Dolores Acevedo-Garcia of Brandeis University and coauthors developed a surveillance system, coined the "Child Opportunity Index," to gauge neighborhood-based opportunities conducive to healthy development. Researchers scored neighborhoods using nineteen indicators-ranging from the presence of quality early-childhood education, to poverty, to proximity to parks and healthy food.

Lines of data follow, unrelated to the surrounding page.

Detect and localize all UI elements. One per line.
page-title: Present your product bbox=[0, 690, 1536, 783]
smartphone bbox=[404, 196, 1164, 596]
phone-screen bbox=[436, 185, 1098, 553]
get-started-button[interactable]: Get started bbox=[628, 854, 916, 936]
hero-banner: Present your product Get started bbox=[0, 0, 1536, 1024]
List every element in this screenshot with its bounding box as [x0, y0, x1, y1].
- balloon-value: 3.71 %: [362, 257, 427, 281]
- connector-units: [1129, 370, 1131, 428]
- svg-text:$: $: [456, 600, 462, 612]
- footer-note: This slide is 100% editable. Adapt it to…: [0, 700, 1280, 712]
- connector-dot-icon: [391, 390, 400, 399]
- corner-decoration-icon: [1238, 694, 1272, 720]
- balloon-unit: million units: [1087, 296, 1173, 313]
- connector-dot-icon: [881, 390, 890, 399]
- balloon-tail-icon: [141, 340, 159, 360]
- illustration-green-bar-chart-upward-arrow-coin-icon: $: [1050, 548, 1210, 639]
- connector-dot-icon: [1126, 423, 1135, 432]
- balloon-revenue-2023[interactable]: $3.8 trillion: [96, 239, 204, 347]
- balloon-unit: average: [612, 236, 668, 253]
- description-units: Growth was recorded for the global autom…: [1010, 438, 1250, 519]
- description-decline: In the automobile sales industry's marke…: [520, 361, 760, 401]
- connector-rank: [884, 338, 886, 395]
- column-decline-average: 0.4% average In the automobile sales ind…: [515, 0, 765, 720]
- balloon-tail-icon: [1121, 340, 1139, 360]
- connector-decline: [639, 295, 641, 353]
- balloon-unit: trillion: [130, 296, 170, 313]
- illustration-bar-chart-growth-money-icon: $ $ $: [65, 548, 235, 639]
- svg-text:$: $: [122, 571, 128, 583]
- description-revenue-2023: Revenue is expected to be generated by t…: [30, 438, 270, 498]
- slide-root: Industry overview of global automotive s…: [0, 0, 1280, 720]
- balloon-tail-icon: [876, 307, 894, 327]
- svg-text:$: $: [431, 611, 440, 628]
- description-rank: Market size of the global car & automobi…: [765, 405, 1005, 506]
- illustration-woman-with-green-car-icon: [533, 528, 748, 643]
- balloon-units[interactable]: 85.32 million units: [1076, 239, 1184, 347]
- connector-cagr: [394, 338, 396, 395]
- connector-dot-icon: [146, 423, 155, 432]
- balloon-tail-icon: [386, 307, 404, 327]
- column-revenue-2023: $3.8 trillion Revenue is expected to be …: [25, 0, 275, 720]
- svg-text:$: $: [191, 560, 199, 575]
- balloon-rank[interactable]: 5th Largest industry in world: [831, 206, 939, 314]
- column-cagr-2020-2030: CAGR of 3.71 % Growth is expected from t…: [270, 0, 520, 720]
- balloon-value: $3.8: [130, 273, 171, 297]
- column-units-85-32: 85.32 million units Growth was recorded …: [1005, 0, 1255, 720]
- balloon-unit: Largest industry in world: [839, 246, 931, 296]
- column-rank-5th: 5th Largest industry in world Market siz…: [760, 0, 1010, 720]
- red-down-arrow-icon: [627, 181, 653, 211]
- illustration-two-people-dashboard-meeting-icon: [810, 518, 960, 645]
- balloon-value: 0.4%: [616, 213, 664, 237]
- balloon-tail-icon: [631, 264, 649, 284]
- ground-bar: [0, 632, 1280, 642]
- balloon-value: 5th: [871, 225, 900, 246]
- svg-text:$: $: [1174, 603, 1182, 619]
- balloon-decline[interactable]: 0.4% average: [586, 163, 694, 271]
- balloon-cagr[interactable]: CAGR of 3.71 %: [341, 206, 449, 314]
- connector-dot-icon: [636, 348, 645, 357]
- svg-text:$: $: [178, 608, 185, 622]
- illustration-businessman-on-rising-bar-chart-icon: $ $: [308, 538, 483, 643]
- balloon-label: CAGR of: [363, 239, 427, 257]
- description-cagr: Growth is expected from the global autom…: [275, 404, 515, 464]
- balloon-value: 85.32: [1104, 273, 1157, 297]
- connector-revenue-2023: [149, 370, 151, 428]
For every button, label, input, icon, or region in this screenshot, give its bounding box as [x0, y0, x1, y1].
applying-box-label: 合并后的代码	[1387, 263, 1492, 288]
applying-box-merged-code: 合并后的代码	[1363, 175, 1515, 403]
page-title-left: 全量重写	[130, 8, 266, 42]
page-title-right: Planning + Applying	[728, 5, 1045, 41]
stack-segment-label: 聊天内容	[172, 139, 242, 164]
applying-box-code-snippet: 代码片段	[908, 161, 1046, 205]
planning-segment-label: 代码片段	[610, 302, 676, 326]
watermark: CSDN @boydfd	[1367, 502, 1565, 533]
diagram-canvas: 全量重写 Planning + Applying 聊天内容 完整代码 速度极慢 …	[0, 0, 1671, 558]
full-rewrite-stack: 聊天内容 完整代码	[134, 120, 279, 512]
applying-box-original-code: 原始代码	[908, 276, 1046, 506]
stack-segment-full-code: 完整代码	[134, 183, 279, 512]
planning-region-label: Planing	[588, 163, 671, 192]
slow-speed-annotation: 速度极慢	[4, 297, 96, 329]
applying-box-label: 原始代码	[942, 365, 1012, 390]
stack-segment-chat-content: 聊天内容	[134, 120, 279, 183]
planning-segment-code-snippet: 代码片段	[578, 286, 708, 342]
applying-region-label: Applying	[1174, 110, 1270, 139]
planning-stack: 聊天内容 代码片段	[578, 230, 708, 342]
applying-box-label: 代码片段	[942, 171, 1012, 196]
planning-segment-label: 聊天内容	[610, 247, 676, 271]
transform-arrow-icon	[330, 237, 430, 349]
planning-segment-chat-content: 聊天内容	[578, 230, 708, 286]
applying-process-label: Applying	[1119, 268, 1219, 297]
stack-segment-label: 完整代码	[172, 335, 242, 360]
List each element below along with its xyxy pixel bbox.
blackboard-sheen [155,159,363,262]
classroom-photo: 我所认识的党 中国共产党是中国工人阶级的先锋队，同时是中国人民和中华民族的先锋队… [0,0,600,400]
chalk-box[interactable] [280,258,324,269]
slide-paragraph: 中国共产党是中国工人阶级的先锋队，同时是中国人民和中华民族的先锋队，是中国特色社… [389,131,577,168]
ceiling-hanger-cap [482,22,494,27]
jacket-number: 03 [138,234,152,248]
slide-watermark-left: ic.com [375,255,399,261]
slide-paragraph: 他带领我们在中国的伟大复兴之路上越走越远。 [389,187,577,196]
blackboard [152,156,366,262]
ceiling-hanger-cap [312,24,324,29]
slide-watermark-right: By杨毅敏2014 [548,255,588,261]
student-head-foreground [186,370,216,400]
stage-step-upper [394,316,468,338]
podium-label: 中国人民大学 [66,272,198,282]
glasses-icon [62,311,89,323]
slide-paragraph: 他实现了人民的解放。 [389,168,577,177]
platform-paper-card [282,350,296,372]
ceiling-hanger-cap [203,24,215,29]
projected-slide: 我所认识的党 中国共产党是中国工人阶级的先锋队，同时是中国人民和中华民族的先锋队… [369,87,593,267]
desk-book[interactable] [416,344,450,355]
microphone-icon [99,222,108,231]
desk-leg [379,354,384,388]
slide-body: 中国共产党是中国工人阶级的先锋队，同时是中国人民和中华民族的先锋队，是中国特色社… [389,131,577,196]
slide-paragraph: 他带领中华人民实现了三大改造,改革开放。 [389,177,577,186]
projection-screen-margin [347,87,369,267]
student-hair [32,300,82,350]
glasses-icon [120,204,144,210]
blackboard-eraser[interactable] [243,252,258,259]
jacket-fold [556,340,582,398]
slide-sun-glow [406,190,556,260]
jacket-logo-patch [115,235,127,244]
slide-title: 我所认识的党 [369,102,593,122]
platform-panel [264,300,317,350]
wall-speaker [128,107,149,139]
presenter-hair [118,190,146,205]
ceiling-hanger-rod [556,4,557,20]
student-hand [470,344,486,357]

They found that, across the one hundred largest metropolitan areas, 40 percent of black children and 32 percent of Hispanic children reside in the lowest opportunity neighborhoods within their metropolitan areas, compared with 9 percent of white children and 12 percent of Asian and Pacific Islander children. Black and Hispanic children are even more concentrated in very low-opportunity neighborhoods in areas with higher levels of racial segregation. The authors say that the index could inform collaborations between the health care sector and community development programs that seek improved child health equity. Index maps for the one hundred metropolitan areas are available at diversitydatakids.org.

Research: The Child Opportunity Index: Improving Collaboration Between Community Development And Public Health, Dolores Acevedo-Garcia, Nancy McArdle, Erin F. Hardy, Unda Ioana Crisan, Bethany Romano, David Norris, Mikyung Baek and Jason Reece, Health Affairs, doi: 10.1377/hlthaff.2014.0679, published November 2014.